As obvious as it sounds, keep in mind: Your dog has no idea that Daylight Savings Time is a thing, let alone that it’s about to end. Unless your puppy is the undisputed Einstein of the canine kingdom, they don’t know how to read a clock, a watch, or a smartphone screen. (Actually, dogs may be better at smelling time than seeing it.)

So unlike you, your dog isn’t prepared for all the changes that are about to take place. Very soon your furry friend will be taking walks, going potty, and scarfing down food up to an hour later. And unless you work from home, they’ll probably be greeting you later in the evening than they’re used to.

Maybe these changes will roll right off your pup’s fur. But some dogs are more tied to their daily routines, or simply more anxious, than others. For these dogs, a one-hour change at the end of daylight savings time can have a bigger effect on your dog than you’d think.

Why one hour makes a difference to your dog

Just like humans, dogs and other animals have what’s called a circadian rhythm — a 24-hour internal process that regulates waking and sleeping. If you disturb your dog’s circadian rhythm, they may not be able to adjust to their new schedule right away. Indeed, they may find that this measly one-hour time change has disrupted all of their daily routines. 

For instance…

Doing their business

For some pups, going potty an hour later will be no sweat. But some dogs may be more emotionally attached to their schedule as they knew it, while others might just have a tough time holding it in for another hour. So don’t be surprised to find your furry friend whining by the side of your bed, impatiently awaiting a leash and an open door. 

In fact, you might even encounter an unwelcome puddle on the rug. But at least you’ll have an extra hour of sleep before you have to deal with it.

Chowing down

If your dog is used to eating at a particular time of day, delaying their meal could lead to deep disappointment. Don’t be shocked if your hungry pup gets huffy, chewing inappropriate items or whining and barking. 

Hm. Maybe you won’t get an extra hour of sleep after all. 

Waiting for their best friend

Your dog might not know how to read a clock, but they can definitely tell light from dark. And if you work outside the house, you’ll now be getting home an hour further into Earth’s rotation.

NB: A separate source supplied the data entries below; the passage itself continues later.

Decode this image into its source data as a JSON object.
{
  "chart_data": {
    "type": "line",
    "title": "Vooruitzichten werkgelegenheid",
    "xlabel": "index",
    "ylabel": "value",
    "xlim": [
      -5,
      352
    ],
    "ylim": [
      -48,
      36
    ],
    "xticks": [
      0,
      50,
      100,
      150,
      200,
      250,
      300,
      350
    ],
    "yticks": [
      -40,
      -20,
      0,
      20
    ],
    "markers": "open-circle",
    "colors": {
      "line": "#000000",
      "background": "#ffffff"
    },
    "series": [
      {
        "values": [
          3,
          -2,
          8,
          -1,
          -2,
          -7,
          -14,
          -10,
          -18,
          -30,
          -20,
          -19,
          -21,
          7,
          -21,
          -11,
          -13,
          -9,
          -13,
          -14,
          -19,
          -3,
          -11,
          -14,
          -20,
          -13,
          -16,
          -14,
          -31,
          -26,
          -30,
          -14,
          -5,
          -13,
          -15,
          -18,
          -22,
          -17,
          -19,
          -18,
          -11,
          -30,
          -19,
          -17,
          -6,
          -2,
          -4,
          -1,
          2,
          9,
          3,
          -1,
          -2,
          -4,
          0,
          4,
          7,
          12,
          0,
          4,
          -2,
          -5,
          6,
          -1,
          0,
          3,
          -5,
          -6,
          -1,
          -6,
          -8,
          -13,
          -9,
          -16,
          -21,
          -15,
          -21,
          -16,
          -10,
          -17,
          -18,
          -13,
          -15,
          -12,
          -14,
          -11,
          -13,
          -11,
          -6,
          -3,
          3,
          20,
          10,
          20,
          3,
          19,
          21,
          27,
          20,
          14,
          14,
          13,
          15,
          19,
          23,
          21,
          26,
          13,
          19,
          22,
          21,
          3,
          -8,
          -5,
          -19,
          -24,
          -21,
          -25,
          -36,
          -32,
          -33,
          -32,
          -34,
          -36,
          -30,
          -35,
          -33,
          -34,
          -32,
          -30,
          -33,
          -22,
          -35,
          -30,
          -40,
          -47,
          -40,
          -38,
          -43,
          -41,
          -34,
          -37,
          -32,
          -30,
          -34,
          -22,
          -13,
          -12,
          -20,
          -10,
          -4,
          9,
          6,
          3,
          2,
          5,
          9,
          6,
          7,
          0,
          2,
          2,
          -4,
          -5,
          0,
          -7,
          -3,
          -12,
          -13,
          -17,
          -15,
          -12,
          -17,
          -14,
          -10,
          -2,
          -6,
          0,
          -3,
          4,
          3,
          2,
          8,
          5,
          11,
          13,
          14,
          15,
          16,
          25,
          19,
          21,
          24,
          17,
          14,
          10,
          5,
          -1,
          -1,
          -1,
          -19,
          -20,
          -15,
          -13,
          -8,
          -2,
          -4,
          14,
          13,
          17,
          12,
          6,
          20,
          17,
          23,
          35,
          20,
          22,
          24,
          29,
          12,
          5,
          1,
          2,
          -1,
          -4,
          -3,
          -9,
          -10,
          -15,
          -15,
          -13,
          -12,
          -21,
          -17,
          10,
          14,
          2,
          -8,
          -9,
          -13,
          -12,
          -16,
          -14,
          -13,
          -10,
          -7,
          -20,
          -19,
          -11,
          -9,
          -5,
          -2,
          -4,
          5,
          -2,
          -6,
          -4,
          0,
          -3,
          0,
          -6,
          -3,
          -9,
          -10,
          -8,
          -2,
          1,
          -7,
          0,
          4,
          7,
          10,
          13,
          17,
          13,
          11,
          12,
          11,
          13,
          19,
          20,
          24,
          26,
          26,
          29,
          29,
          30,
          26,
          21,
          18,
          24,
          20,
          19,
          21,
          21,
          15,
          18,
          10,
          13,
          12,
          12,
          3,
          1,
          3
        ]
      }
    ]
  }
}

So if your dog is used to greeting you while there's still some light in the sky, they might experience a flurry of anxiety when darkness starts arriving before you do. And along with that spike of separation anxiety can come the kind of sustained barking that irritates your neighbours, or scratching and chewing of walls and furniture.

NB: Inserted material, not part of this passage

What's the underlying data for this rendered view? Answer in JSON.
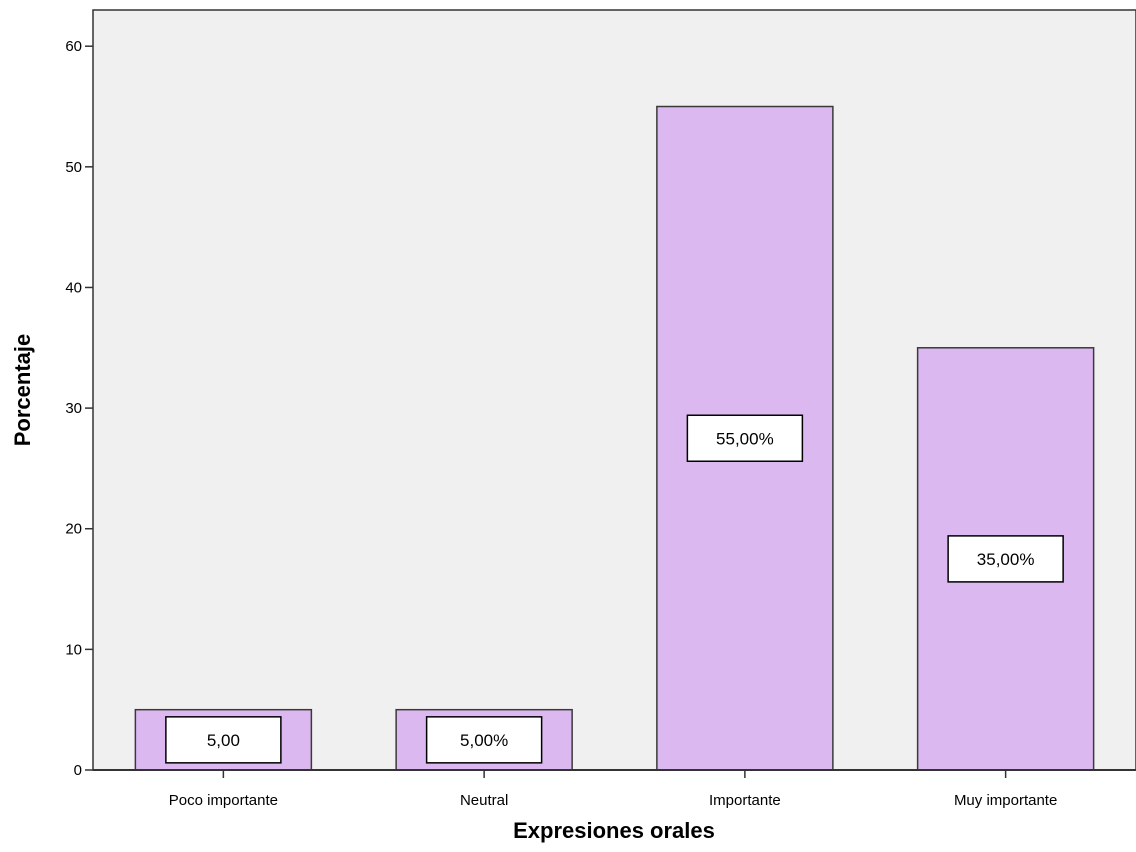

Even if things don’t get all that bad, you may find your furry friend in a state of attention-starved frenzy by the time you get home. 

How you can help your dog during daylight savings time

There are several things you can do to ease the transition.

Start adjusting your dog's schedule

Before the clock falls back, start nudging your dog’s schedule forward. Feed and walk your pup just a few minutes later than usual, then another few minutes later the next day, and so on. That’ll help get them ready for the transition to Standard Time.

Oh, and just because you can get an extra hour of sleep doesn’t mean you have to. Until your dog is done adjusting, you can continue getting up a little early to make things easier for them. (No doubt it would be a heartbreaking sacrifice. The things we do for our four-legged friends.)

Adjust your own schedule, too

Over the next few days, consider arriving home just a few minutes later than usual. Hang around the office for an extra few minutes or stop and buy some milk at the store — whatever gets you home when there's a bit less sun still clinging to the horizon. Your pup will start learning to expect you home a little later.

Give your dog extra love

Keep a close eye on your pup’s demeanour and general behaviour. If they seem to be adjusting nicely, you may not have much to worry about. 

But if your dog is barking or whining more than usual, or if they’re doing their business indoors, it’s possible they may need extra love and attention. So play with them, cuddle with them, and bring extra treats on all your walks; it may help calm them down as they get used to their new schedule. You should also take extra care when walking your dog in the dark - as you’ll often find is the case as the UK prepares for winter weather.

Good luck — and enjoy the extra sleep if you can get it.

If you notice any abnormal behaviours from your furry friend after the daylight savings time change, make sure to consult with your vet.